Les meilleures estimations du taux de létalité de le Covid-19 – la proportion des personnes infectées qui meurent – sont actuellement de 0,5-1,0 %. En comparaison, la grippe espagnole de 1918-1919 avait un taux de 3 % dans certaines régions du nord de la Suède. Il y a un siècle, la Suède se remettait de la Première Guerre mondiale, même si le pays est resté neutre.

Les systèmes de transport et de communication internes étaient moins développés que dans de nombreux autres pays à l’époque, ce qui a contribué à ralentir la propagation de l’épidémie. À court terme, cela a été perçu comme une bonne chose. Mais parce que l’immunité collective – par laquelle suffisamment de personnes ont été infectées pour devenir immunisées contre le virus – n’avait pas été atteinte au départ, il y a eu au moins deux autres épidémies du virus de la grippe espagnole en un an. La deuxième vague d’infections a eu un taux de mortalité plus élevé que la première.

En tirant la leçon de cette expérience, de nombreuses personnes en Suède sont maintenant optimistes quant à la possibilité d’obtenir une immunité collective. Par rapport à la grippe espagnole, le Covid-19 est moins grave, de nombreuses personnes infectées étant considérées comme asymptomatiques. Bien que cela contribue à une propagation plus rapide, cela signifie également que le seuil d’immunité collective est d’environ 60 %. Cela peut être réalisé rapidement dans les pays qui n’ont pas de stratégies d’atténuation ou de suppression intensives.

Cela peut également réduire le risque de nouvelles vagues de l’épidémie. Ainsi, lorsque nous examinerons les leçons tirées de la pandémie de Covid-19 à l’avenir, il est probable que l’on examinera attentivement le succès ou l’échec de l’approche initiale relativement détendue de la Suède.

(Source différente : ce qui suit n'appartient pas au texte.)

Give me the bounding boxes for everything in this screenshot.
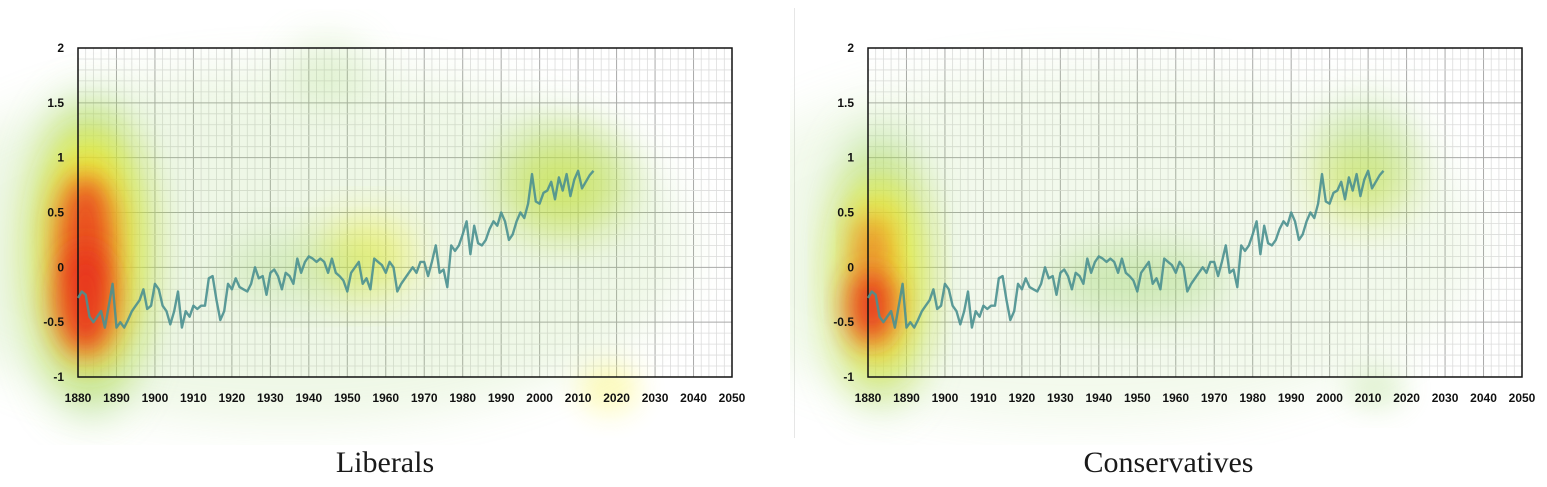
x-tick-label: 1970: [411, 391, 438, 405]
x-tick-label: 1890: [893, 391, 920, 405]
x-tick-label: 1960: [1162, 391, 1189, 405]
x-tick-label: 2040: [1470, 391, 1497, 405]
heatmap-blob: [288, 39, 369, 100]
x-tick-label: 1920: [219, 391, 246, 405]
x-tick-label: 1960: [372, 391, 399, 405]
y-tick-label: 1.5: [47, 96, 64, 110]
y-tick-label: 1: [847, 151, 854, 165]
y-tick-label: 0.5: [837, 206, 854, 220]
y-tick-label: 0.5: [47, 206, 64, 220]
series-line: [76, 169, 595, 329]
x-tick-label: 1910: [180, 391, 207, 405]
x-tick-label: 2030: [1432, 391, 1459, 405]
x-tick-label: 1900: [142, 391, 169, 405]
heatmap-blob: [492, 119, 633, 240]
x-tick-label: 2010: [565, 391, 592, 405]
x-tick-label: 2020: [1393, 391, 1420, 405]
chart-caption-conservatives: Conservatives: [1083, 446, 1254, 479]
x-tick-label: 2030: [642, 391, 669, 405]
y-tick-label: 2: [57, 41, 64, 55]
x-tick-label: 1970: [1201, 391, 1228, 405]
y-tick-label: 1.5: [837, 96, 854, 110]
plot-frame: [77, 47, 733, 378]
x-tick-label: 1980: [449, 391, 476, 405]
x-tick-label: 2000: [526, 391, 553, 405]
heatmap-blob: [1318, 97, 1419, 218]
heatmap-blob: [853, 215, 890, 276]
chart-liberals: -1 -0.5 0 0.5 1 1.5 2 1880 1890 1900 1910 1920 1930 1…: [0, 39, 746, 426]
x-tick-label: 1950: [334, 391, 361, 405]
x-tick-label: 1900: [932, 391, 959, 405]
x-tick-label: 2000: [1316, 391, 1343, 405]
x-tick-label: 1920: [1009, 391, 1036, 405]
x-tick-label: 1880: [65, 391, 92, 405]
series-line: [866, 169, 1385, 329]
heatmap-blob: [1047, 243, 1228, 314]
heatmap-blob: [1345, 367, 1406, 408]
x-tick-label: 1890: [103, 391, 130, 405]
y-tick-label: -0.5: [43, 315, 64, 329]
y-tick-label: 2: [847, 41, 854, 55]
y-tick-label: 0: [57, 260, 64, 274]
x-tick-label: 1950: [1124, 391, 1151, 405]
y-tick-label: -1: [843, 370, 854, 384]
y-tick-label: 1: [57, 151, 64, 165]
heatmap-overlay-conservatives: [790, 65, 1480, 426]
chart-caption-liberals: Liberals: [335, 446, 435, 479]
x-tick-label: 1980: [1239, 391, 1266, 405]
x-tick-label: 1930: [257, 391, 284, 405]
plot-frame: [867, 47, 1523, 378]
x-tick-label: 1880: [855, 391, 882, 405]
chart-panel-liberals: -1 -0.5 0 0.5 1 1.5 2 1880 1890 1900 1910 1920 1930 1…: [0, 0, 770, 487]
x-tick-label: 1990: [488, 391, 515, 405]
y-tick-label: 0: [847, 260, 854, 274]
heatmap-blob: [847, 265, 896, 346]
x-tick-label: 1940: [1085, 391, 1112, 405]
x-tick-label: 1910: [970, 391, 997, 405]
x-tick-label: 2050: [719, 391, 746, 405]
heatmap-blob: [218, 237, 399, 298]
chart-panel-conservatives: -1 -0.5 0 0.5 1 1.5 2 1880 1890 1900 1910 1920 1930 1…: [790, 0, 1547, 487]
x-tick-label: 2040: [680, 391, 707, 405]
x-tick-label: 1940: [295, 391, 322, 405]
x-tick-label: 1930: [1047, 391, 1074, 405]
x-tick-label: 2020: [603, 391, 630, 405]
chart-conservatives: -1 -0.5 0 0.5 1 1.5 2 1880 1890 1900 1910 1920 1930 1…: [790, 41, 1536, 426]
heatmap-blob: [578, 362, 639, 413]
x-tick-label: 2050: [1509, 391, 1536, 405]
y-tick-label: -1: [53, 370, 64, 384]
y-tick-label: -0.5: [833, 315, 854, 329]
x-tick-label: 2010: [1355, 391, 1382, 405]
x-tick-label: 1990: [1278, 391, 1305, 405]
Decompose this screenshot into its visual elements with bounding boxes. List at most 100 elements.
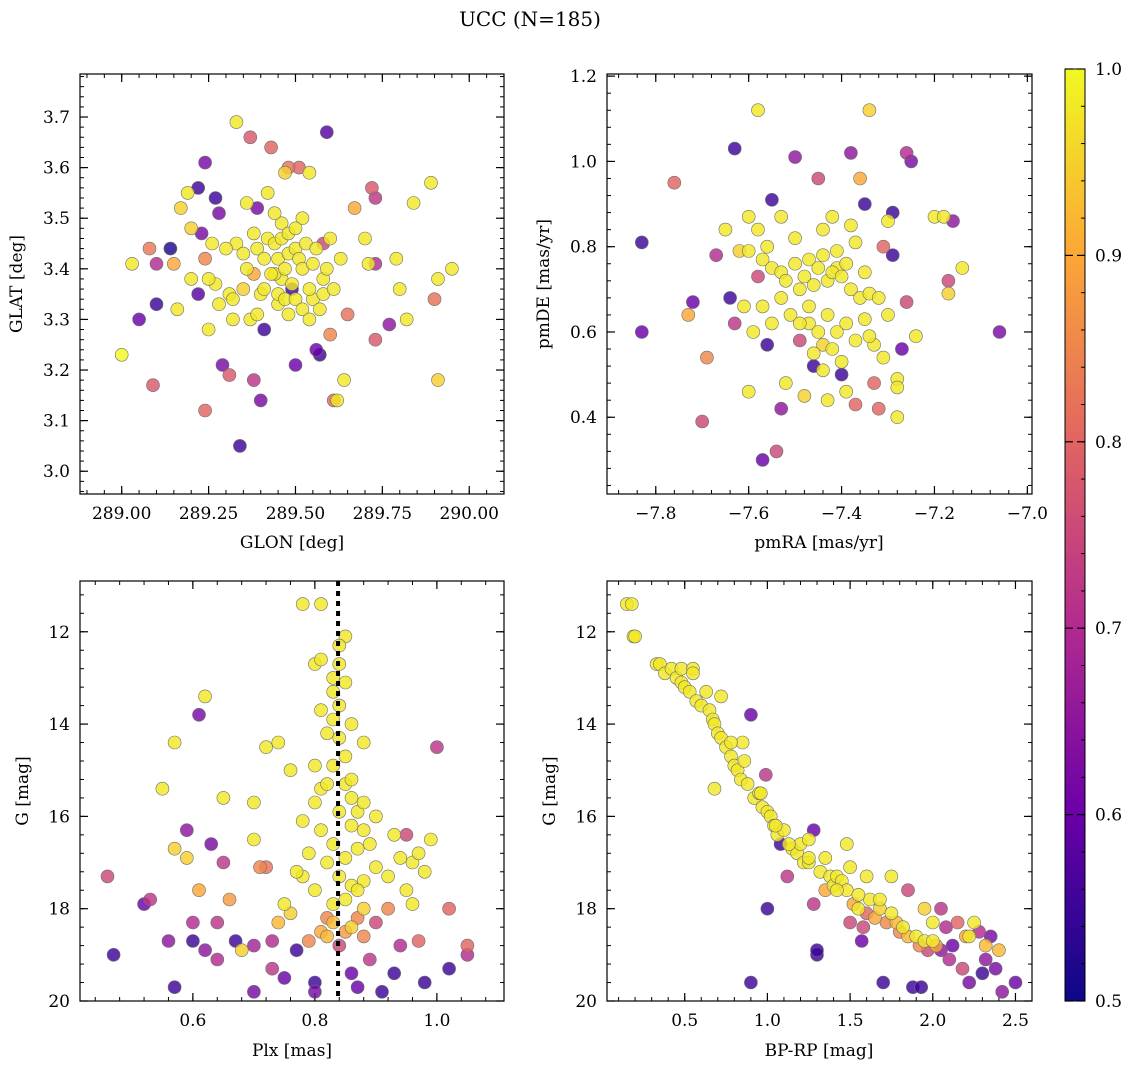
points-sky xyxy=(114,115,459,453)
data-point xyxy=(323,231,338,246)
data-point xyxy=(848,333,863,348)
data-point xyxy=(427,292,442,307)
data-point xyxy=(992,325,1007,339)
data-point xyxy=(289,943,304,958)
data-point xyxy=(843,860,857,875)
data-point xyxy=(302,282,317,296)
data-point xyxy=(253,393,268,408)
data-point xyxy=(890,410,905,425)
data-point xyxy=(884,906,899,921)
data-point xyxy=(155,781,170,796)
data-point xyxy=(839,316,854,331)
x-tick-label: 1.0 xyxy=(423,1011,450,1031)
data-point xyxy=(356,929,371,944)
data-point xyxy=(848,397,863,412)
data-point xyxy=(839,837,854,851)
data-point xyxy=(257,322,272,337)
data-point xyxy=(186,934,200,948)
x-axis-label: BP-RP [mag] xyxy=(765,1041,874,1061)
data-point xyxy=(873,892,887,907)
data-point xyxy=(778,273,793,288)
y-tick-label: 3.7 xyxy=(43,108,70,128)
data-point xyxy=(204,837,218,851)
data-point xyxy=(283,763,298,778)
data-point xyxy=(876,975,891,990)
data-point xyxy=(191,287,205,301)
data-point xyxy=(624,597,639,611)
data-point xyxy=(186,915,200,930)
x-tick-label: 289.25 xyxy=(179,504,238,524)
data-point xyxy=(192,707,206,722)
data-point xyxy=(760,337,775,352)
data-point xyxy=(389,251,404,266)
data-point xyxy=(751,103,765,117)
data-point xyxy=(806,897,821,911)
data-point xyxy=(350,883,365,898)
data-point xyxy=(890,380,905,395)
data-point xyxy=(247,984,261,999)
data-point xyxy=(816,248,830,262)
data-point xyxy=(393,938,408,953)
data-point xyxy=(240,196,254,210)
y-tick-label: 1.0 xyxy=(570,152,597,172)
x-tick-label: 1.0 xyxy=(754,1011,781,1031)
data-point xyxy=(259,740,273,755)
data-point xyxy=(308,795,322,810)
data-point xyxy=(392,282,407,296)
data-point xyxy=(755,252,770,267)
data-point xyxy=(686,666,700,681)
data-point xyxy=(778,376,793,390)
y-tick-label: 1.2 xyxy=(570,67,597,87)
data-point xyxy=(381,901,395,916)
data-point xyxy=(161,934,176,948)
data-point xyxy=(843,915,857,930)
data-point xyxy=(834,367,849,382)
data-point xyxy=(192,883,206,898)
y-tick-label: 16 xyxy=(575,807,597,827)
colorbar-tick-label: 0.5 xyxy=(1095,992,1122,1012)
data-point xyxy=(125,256,139,271)
data-point xyxy=(264,140,278,155)
y-tick-label: 3.2 xyxy=(43,361,70,381)
data-point xyxy=(288,292,303,307)
data-point xyxy=(760,239,775,254)
data-point xyxy=(184,272,198,286)
data-point xyxy=(895,342,909,356)
data-point xyxy=(857,265,872,280)
data-point xyxy=(881,308,895,322)
colorbar-tick-label: 0.6 xyxy=(1095,806,1122,826)
data-point xyxy=(314,703,328,718)
data-point xyxy=(768,818,783,833)
data-point xyxy=(365,181,379,195)
data-point xyxy=(857,197,872,211)
panel-sky: 289.00 289.25 289.50 289.75 290.00 3.0 3.1 3.2 3… xyxy=(7,73,505,553)
data-point xyxy=(634,325,649,339)
plot-area-plx xyxy=(79,580,505,1002)
data-point xyxy=(723,291,737,305)
x-tick-label: 289.50 xyxy=(266,504,325,524)
data-point xyxy=(314,823,328,838)
data-point xyxy=(308,984,322,999)
data-point xyxy=(323,327,338,342)
data-point xyxy=(247,226,261,241)
x-tick-label: 2.0 xyxy=(919,1011,946,1031)
data-point xyxy=(271,735,286,750)
data-point xyxy=(867,376,881,390)
data-point xyxy=(862,103,877,117)
data-point xyxy=(387,827,402,842)
data-point xyxy=(854,934,869,948)
data-point xyxy=(700,350,714,365)
data-point xyxy=(942,952,957,967)
data-point xyxy=(760,901,775,916)
data-point xyxy=(758,767,773,782)
data-point xyxy=(302,165,317,180)
data-point xyxy=(851,901,866,916)
data-point xyxy=(825,342,840,356)
data-point xyxy=(302,312,317,327)
data-point xyxy=(885,248,900,262)
x-tick-label: 1.5 xyxy=(837,1011,864,1031)
data-point xyxy=(288,358,303,372)
data-point xyxy=(797,389,812,403)
data-point xyxy=(695,414,710,429)
data-point xyxy=(941,286,956,301)
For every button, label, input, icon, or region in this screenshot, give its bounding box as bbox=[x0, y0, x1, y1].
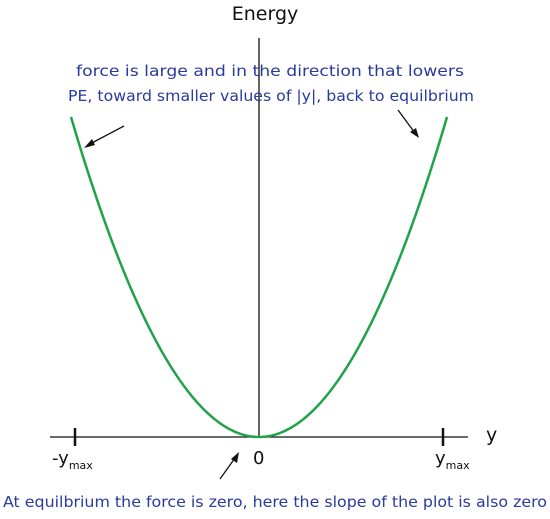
tick-label-neg-ymax-main: -y bbox=[52, 448, 69, 469]
arrow-left-shaft bbox=[87, 125, 125, 146]
potential-energy-curve bbox=[69, 116, 449, 439]
annotation-top-line2: PE, toward smaller values of |y|, back t… bbox=[68, 87, 474, 105]
tick-label-pos-ymax-main: y bbox=[435, 448, 446, 469]
arrow-right-shaft bbox=[397, 109, 416, 134]
annotation-top-line1: force is large and in the direction that… bbox=[76, 62, 464, 80]
tick-label-pos-ymax: ymax bbox=[435, 448, 470, 472]
y-axis-label: Energy bbox=[232, 3, 299, 25]
x-axis-label: y bbox=[486, 424, 497, 446]
tick-label-neg-ymax-sub: max bbox=[69, 459, 93, 472]
arrow-right-head bbox=[410, 128, 419, 138]
arrow-bottom-head bbox=[231, 452, 239, 463]
annotation-bottom: At equilbrium the force is zero, here th… bbox=[3, 493, 547, 511]
tick-label-pos-ymax-sub: max bbox=[446, 459, 470, 472]
arrow-left-head bbox=[84, 139, 95, 148]
arrow-bottom-shaft bbox=[219, 457, 236, 480]
tick-label-zero: 0 bbox=[253, 448, 264, 469]
tick-label-neg-ymax: -ymax bbox=[52, 448, 93, 472]
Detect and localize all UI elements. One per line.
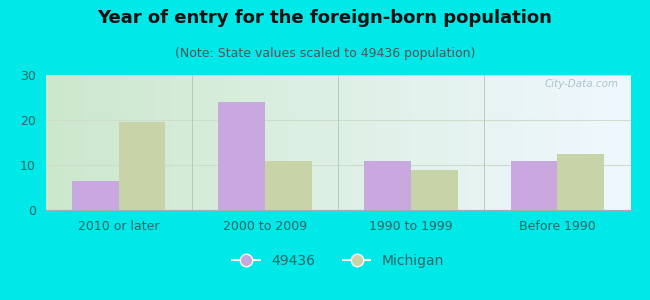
Bar [72,181,118,210]
Bar [411,169,458,210]
Text: Year of entry for the foreign-born population: Year of entry for the foreign-born popul… [98,9,552,27]
Bar [118,122,165,210]
Bar [265,160,311,210]
Text: City-Data.com: City-Data.com [545,79,619,89]
Bar [218,102,265,210]
Legend: 49436, Michigan: 49436, Michigan [226,248,450,273]
Bar [558,154,604,210]
Text: (Note: State values scaled to 49436 population): (Note: State values scaled to 49436 popu… [175,46,475,59]
Bar [365,160,411,210]
Bar [510,160,557,210]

Elle tient compte non seulement des pertes en vies humaines dues à la pandémie, mais aussi des conséquences sociales et économiques négatives à plus long terme et des décès qu’elles pourraient provoquer.

Ainsi, compte tenu de la propagation inégale et relativement modeste du virus en Suède à l’heure actuelle, sa stratégie initiale pourrait ne pas se révéler imprudente. Mais la Suède devra sans doute imposer des restrictions plus strictes en fonction de la manière dont le virus se propage, en particulier dans les zones métropolitaines ou lorsque le système de santé sera soumis à de trop fortes pressions.